The Nocturnal Times: Looking back: What have been one of your wildest or craziest experiences on the road over the course of your career?

ARTY: I remember actually at Ultra Music Festival in Miami back in 2013, when I was playing the Main Stage around 3-4pm. We were actually just talking about this a couple of days ago. I remember it was just so, so, so hot. I was wearing a black t-shirt, of course, because like everybody else I wear black shirts and black pants. I remember I had no sunscreen on myself and I was literally burning on the stage. I only played for an hour, but all of the equipment was so hot and I remember sweating so much. My ex-girlfriend was looking at me and I had these bubbles and blisters all over my chest — like second and third degree burns. The set was good, though, I enjoyed it. That Ultra was definitely something to remember. I played in Indonesia at Warehouse Project in Djakarta, which is a very cool festival, but I was talking to my manager and he mentioned that we needed to leave extra early because of traffic. So, I remember we left around 12pm because my set was at 6 or 7pm, and I missed my set — I was 30 minutes late. The traffic there was just absolutely insane. What was supposed to be a 20-minute drive, because of traffic, we were stuck for almost 7 hours. We get out of the car and I remember it was just pouring rain. We ended up driving right up to the stage, but it was the wrong stage. At this point, we ended up having to walk all the way across the festival grounds because there was no more bike path. I remember I had just bought a pair of new white sneakers that I wore and had to throw away. They ended up moving my set and I played for 45 minutes, but it was still kind of a bummer.

The Nocturnal Times: What’s in the works in the world of ARTY that you can share with readers of The Nocturnal Times?

ARTY: I have my new ARTY single that [just dropped] on Armada Music called “Avalanche.” It’s a definitely club banger that I’ve been playing all month and have been getting a great reaction. My next ALPHA 9 single is coming out [this month], and that’s actually something I’m most looking forward to. It’s not the same music that I was doing under my ALPHA 9 moniker over the last few years, so I’m really excited about it.

The Nocturnal Times: Do you tend to split your time evenly when it comes to working on ALPHA 9 versus ARTY or do you gravitate more towards one over the other?

ARTY: It’s just a natural shift between two projects. It really all depends on the music I have in the works for ARTY and then for ALPHA 9. Like I was saying earlier, I had “Save Me Tonight,” which for two months was a big priority, especially because I had to prepare the show, new remixes, edits, and mash-ups. So, that all being said, I think the recent shift has been more in favor of ARTY, but I have the upcoming tour coming up with Anjunabeats in San Francisco and Los Angeles, which are ALPHA 9, so that’ll become priority for a little bit. They’re both equally important projects for me. Sometimes, I’ll find myself spending more time on ARTY and then others I find myself gravitating more towards ALPHA 9. To me, it’s not like I consider ALPHA 9 to be a side project — it’s not like that. [ARTY and ALPHA 9] are both equally important to me.

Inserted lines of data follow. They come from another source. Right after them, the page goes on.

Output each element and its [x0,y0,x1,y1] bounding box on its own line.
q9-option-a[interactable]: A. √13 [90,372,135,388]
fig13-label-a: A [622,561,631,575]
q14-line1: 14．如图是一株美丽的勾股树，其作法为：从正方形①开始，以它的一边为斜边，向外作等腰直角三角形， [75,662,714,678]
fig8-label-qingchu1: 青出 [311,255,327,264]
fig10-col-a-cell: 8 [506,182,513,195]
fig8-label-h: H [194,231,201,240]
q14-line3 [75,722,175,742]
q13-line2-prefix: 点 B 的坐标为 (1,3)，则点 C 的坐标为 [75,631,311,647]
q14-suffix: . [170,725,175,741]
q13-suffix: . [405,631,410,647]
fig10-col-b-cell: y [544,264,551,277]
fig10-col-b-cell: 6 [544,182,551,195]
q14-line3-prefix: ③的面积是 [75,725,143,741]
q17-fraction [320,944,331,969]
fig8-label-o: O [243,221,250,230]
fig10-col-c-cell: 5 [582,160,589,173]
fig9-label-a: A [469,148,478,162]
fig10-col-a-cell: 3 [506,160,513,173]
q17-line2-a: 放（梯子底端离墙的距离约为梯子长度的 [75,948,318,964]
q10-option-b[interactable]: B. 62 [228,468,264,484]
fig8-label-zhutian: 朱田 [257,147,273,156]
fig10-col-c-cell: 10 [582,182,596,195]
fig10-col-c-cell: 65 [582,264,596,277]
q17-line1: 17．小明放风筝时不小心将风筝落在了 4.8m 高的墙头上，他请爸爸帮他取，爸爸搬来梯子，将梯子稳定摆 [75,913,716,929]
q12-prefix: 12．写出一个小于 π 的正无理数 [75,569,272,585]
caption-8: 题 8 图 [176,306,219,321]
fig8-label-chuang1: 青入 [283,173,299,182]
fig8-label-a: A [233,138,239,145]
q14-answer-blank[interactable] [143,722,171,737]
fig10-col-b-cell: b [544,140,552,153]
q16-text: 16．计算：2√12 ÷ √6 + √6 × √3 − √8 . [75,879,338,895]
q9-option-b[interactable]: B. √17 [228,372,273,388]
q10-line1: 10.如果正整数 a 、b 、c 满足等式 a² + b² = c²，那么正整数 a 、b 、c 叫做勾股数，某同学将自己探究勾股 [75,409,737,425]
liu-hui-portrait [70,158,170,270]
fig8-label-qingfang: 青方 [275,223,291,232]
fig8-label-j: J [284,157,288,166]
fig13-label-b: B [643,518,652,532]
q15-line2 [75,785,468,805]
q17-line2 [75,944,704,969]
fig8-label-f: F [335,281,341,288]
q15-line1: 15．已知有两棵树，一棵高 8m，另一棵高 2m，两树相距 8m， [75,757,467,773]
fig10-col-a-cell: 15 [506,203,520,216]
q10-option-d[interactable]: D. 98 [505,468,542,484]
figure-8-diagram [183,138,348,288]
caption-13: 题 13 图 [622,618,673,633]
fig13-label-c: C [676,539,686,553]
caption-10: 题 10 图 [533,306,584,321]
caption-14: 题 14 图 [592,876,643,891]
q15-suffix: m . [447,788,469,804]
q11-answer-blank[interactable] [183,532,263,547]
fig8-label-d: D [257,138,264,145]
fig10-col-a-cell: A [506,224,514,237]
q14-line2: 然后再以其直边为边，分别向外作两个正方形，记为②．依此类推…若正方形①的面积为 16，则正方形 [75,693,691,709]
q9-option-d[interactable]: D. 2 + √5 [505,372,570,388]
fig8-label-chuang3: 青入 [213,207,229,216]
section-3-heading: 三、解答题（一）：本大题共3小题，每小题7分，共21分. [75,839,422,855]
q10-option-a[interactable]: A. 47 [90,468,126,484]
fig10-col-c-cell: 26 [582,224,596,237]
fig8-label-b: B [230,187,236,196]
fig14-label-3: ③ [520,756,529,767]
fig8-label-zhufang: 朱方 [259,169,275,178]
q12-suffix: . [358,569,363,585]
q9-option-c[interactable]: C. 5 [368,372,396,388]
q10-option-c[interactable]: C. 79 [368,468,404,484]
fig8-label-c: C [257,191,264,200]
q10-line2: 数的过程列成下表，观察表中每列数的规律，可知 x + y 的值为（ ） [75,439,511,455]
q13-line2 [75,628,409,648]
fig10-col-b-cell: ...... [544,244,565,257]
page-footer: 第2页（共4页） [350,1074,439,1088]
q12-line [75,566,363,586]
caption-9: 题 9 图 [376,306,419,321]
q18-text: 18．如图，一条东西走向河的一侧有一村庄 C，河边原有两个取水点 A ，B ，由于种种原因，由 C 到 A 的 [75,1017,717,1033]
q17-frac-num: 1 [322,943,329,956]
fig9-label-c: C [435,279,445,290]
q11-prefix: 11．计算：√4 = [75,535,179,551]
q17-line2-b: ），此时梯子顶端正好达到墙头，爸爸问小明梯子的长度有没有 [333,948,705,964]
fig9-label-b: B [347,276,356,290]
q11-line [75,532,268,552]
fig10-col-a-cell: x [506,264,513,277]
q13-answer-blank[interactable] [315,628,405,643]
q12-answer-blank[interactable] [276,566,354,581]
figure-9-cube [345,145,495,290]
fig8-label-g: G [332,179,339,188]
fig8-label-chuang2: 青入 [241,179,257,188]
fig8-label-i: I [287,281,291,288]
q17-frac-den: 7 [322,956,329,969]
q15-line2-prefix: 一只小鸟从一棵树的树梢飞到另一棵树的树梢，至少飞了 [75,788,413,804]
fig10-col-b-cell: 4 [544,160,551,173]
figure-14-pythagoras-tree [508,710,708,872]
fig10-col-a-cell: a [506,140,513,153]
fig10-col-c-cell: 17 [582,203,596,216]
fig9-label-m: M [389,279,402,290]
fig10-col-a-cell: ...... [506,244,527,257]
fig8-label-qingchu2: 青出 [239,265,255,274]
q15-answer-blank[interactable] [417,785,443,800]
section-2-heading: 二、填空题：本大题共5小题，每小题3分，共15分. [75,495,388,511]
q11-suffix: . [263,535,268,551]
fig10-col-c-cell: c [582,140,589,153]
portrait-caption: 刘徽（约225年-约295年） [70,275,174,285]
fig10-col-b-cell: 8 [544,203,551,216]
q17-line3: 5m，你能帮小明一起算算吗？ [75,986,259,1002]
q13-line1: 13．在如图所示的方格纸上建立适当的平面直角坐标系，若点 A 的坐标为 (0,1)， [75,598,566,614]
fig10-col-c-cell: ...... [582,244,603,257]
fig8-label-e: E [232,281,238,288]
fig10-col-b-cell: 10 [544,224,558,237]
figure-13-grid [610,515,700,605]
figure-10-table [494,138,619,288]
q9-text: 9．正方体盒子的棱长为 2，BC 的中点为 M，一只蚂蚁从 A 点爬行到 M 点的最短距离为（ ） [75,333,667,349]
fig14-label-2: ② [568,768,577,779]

The Nocturnal Times: What’s next for you?

ARTY: A lottt of new music. There’s so much new music that we’re trying to figure out how to release it. It sucks when you realize that you won’t be able to release all of this stuff this year. I have enough material for two full albums.

The Nocturnal Times: Do you want to release an album or keep your releases singles/EP based?

ARTY: No, I don’t. I don’t think I’m actually ready for the next album because the first album was a lot of work. I remember the amount of stress that I had with that and I don’t want to put myself in that position again, just yet. I want to make sure that every member of the team realizes the right time to release the next album — when I’m ready, when the music is ready, and when the brand is ready. Maybe in 2-3 years, maybe sooner, maybe later, maybe never — who knows? But, I would be totally down to do another album in the future. At least now I feel like I’m getting closer to that point.